Visualiser The visualizer displays a live view of how transactions are being routed through the OpenHIM. Multiple visualizers can be created and these can be shared among admin users.
View Mediators from the Console Mediators are add on services that run separately from the OpenHIM. They register themselves with the OpenHIM and once that is done they will be displayed here and their configuration details may be modified. If a mediator is registered it is possible to add routes that point to it in the channel configuration.
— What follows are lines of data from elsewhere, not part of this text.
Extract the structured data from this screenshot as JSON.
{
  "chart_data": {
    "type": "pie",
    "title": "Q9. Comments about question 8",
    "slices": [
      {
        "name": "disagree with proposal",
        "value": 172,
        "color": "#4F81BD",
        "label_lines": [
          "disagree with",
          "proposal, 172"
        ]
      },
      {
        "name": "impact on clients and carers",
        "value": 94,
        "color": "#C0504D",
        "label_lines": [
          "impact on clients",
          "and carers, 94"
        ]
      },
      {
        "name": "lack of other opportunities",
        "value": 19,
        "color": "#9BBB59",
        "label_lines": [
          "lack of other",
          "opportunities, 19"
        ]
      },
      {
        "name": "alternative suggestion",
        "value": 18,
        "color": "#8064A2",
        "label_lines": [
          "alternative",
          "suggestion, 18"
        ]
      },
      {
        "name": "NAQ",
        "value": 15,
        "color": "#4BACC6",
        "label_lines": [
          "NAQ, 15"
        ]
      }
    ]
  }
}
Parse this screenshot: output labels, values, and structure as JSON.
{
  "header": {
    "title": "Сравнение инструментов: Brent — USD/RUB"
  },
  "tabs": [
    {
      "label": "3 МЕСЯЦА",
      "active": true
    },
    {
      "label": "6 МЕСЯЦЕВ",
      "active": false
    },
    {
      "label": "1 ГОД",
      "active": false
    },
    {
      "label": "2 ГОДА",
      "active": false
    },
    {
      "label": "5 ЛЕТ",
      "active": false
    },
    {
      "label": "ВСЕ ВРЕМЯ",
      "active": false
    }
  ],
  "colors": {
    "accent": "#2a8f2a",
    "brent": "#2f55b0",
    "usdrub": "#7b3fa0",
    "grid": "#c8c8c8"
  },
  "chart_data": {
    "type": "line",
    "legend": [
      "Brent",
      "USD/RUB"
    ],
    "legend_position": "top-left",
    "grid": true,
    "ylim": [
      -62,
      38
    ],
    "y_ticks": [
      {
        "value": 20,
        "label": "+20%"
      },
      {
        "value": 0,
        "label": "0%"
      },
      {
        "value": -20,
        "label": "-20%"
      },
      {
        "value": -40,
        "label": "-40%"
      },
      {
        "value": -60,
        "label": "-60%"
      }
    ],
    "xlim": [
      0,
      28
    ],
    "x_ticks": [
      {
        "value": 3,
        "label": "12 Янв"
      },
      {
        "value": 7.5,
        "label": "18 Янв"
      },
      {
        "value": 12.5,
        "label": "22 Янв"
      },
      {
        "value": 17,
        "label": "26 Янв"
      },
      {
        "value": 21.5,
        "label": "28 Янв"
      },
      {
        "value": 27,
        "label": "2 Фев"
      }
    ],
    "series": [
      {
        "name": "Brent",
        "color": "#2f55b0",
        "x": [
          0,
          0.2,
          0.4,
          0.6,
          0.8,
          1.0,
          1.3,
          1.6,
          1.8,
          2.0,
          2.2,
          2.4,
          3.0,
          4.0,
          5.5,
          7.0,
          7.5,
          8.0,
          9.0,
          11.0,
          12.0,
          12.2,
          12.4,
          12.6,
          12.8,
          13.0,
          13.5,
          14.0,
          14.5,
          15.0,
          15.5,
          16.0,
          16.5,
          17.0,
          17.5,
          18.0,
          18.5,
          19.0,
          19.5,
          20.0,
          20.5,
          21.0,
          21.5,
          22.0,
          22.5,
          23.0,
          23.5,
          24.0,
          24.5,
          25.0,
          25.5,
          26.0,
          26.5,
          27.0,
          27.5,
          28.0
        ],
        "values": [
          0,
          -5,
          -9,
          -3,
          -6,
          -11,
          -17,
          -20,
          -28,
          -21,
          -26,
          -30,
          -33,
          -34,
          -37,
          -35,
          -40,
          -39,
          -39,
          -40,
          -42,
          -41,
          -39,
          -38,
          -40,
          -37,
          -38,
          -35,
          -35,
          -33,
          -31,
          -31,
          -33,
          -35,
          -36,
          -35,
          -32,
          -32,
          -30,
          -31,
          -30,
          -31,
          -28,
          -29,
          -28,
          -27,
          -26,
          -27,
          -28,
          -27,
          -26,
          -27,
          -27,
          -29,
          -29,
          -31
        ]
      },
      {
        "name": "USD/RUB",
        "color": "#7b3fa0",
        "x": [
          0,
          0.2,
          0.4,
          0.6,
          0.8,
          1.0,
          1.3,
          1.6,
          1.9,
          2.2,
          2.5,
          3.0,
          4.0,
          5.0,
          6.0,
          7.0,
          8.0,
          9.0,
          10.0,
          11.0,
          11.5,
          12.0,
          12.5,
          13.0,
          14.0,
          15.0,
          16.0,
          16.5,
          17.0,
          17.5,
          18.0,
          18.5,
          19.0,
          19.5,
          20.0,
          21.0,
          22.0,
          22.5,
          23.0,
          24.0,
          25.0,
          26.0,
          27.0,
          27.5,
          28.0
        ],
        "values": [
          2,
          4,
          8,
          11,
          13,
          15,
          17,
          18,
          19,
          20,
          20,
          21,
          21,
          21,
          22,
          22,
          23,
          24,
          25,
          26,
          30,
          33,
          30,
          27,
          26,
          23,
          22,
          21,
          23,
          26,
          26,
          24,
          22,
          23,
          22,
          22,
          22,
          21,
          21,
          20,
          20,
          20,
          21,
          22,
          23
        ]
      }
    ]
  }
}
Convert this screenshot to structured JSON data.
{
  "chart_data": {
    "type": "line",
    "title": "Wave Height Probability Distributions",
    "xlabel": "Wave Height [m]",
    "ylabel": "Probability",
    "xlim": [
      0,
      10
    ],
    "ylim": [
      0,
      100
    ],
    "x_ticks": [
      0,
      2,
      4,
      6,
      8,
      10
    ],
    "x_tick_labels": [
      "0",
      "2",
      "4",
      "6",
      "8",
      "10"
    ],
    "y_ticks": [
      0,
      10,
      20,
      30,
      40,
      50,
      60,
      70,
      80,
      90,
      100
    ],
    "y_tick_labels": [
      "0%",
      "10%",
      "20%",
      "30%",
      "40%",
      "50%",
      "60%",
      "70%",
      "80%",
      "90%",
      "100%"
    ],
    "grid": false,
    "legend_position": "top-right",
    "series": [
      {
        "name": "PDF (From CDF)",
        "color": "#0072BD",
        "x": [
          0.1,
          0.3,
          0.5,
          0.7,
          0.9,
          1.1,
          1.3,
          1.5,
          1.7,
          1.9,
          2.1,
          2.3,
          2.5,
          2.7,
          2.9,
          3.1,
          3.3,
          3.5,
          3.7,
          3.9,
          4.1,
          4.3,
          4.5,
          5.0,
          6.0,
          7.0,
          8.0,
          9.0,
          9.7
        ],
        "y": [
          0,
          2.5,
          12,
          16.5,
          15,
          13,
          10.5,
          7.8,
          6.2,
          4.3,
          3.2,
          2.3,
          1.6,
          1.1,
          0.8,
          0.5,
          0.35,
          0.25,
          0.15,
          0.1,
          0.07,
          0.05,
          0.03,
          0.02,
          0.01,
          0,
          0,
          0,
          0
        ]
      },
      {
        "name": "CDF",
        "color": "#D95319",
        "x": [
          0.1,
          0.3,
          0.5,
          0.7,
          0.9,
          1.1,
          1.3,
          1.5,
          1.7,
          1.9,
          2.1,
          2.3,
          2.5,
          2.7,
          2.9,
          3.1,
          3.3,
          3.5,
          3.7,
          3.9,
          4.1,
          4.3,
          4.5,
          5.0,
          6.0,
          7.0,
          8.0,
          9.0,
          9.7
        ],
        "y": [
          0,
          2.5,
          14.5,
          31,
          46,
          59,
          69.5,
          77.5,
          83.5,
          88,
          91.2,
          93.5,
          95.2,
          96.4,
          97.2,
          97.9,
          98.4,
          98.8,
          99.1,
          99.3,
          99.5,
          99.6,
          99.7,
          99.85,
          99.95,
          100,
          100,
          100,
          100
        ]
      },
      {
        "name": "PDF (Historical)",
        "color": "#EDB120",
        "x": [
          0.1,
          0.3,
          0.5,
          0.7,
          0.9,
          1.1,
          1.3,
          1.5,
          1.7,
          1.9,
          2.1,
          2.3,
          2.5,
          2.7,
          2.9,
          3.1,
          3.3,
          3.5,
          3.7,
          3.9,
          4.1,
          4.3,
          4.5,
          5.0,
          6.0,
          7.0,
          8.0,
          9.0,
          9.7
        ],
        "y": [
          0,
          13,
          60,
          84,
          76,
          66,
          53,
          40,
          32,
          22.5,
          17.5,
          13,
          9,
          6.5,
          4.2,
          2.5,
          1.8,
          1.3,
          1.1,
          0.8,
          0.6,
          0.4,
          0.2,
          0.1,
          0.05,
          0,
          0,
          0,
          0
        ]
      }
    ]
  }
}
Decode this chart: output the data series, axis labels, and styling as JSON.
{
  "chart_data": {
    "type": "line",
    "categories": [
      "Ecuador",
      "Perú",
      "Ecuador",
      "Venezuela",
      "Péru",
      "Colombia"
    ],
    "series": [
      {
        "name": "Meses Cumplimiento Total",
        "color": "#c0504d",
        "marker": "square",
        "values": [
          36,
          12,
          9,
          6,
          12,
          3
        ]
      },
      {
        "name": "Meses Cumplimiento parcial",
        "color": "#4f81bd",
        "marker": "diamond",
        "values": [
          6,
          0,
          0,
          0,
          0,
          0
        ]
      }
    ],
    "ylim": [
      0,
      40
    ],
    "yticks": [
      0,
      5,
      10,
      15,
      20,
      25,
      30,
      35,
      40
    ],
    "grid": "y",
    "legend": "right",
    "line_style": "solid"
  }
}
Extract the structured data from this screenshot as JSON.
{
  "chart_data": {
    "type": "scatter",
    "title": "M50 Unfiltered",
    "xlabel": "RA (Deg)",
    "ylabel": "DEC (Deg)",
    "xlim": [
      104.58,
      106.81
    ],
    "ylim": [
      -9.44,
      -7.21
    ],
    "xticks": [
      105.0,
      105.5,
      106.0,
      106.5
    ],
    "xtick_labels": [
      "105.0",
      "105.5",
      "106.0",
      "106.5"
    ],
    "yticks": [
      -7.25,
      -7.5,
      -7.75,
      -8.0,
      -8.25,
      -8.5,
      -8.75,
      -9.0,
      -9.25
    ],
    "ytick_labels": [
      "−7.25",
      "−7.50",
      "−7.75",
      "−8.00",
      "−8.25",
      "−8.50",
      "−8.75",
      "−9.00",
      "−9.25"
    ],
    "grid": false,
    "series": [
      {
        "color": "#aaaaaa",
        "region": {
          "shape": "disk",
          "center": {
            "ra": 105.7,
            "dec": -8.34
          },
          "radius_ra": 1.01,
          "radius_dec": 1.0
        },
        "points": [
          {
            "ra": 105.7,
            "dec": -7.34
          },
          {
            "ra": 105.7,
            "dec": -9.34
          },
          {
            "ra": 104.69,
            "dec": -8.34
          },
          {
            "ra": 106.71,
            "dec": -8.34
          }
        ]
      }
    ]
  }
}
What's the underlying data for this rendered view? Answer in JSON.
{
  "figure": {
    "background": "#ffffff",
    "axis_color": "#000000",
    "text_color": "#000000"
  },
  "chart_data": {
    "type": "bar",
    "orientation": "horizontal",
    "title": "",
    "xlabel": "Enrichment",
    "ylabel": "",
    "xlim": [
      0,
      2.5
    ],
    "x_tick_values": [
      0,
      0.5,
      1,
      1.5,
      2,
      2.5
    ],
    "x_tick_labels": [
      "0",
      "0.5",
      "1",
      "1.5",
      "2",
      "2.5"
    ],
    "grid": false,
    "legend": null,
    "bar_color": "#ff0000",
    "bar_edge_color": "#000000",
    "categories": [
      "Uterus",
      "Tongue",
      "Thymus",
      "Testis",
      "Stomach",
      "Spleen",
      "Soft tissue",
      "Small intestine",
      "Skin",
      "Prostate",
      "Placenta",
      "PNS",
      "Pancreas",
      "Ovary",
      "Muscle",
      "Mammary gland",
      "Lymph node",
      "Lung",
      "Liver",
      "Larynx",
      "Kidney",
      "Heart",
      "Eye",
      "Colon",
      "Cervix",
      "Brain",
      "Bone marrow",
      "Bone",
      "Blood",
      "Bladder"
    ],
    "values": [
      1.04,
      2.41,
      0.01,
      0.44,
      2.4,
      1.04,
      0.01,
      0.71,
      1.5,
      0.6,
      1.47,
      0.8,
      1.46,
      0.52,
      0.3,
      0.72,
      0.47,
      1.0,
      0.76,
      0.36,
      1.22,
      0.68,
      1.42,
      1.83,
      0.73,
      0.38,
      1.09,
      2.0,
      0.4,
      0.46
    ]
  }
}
Mediation modules operate on messages that are on-boarded between service requesters and service providers. The administrator is able to route messages to different service providers and to amend message content or form. Mediation modules can provide functions such as message logging and error processing that is tailored to specific requirements.
Manage Users and Certificates Administrators can add, view, edit and delete users and manage the groups that a user is assigned to. A summary of the user’s channel permissions is also displayed. Channel permissions can be altered in each channel's configuration. A user can have these permissions:
- Allowed to View Transactions
- Allowed to View a Transaction's Body
- Allowed to Rerun Transactions
Some users may be required to authenticate their credentials using a digital certificate instead of using passwords. A new OpenHIM server certificate may be added or generated and trusted client certificates can also be added or edited.
Export and Import OpenHIM configuration. It is possible to import and export the OpenHIM's configuration in the form of a JSON file.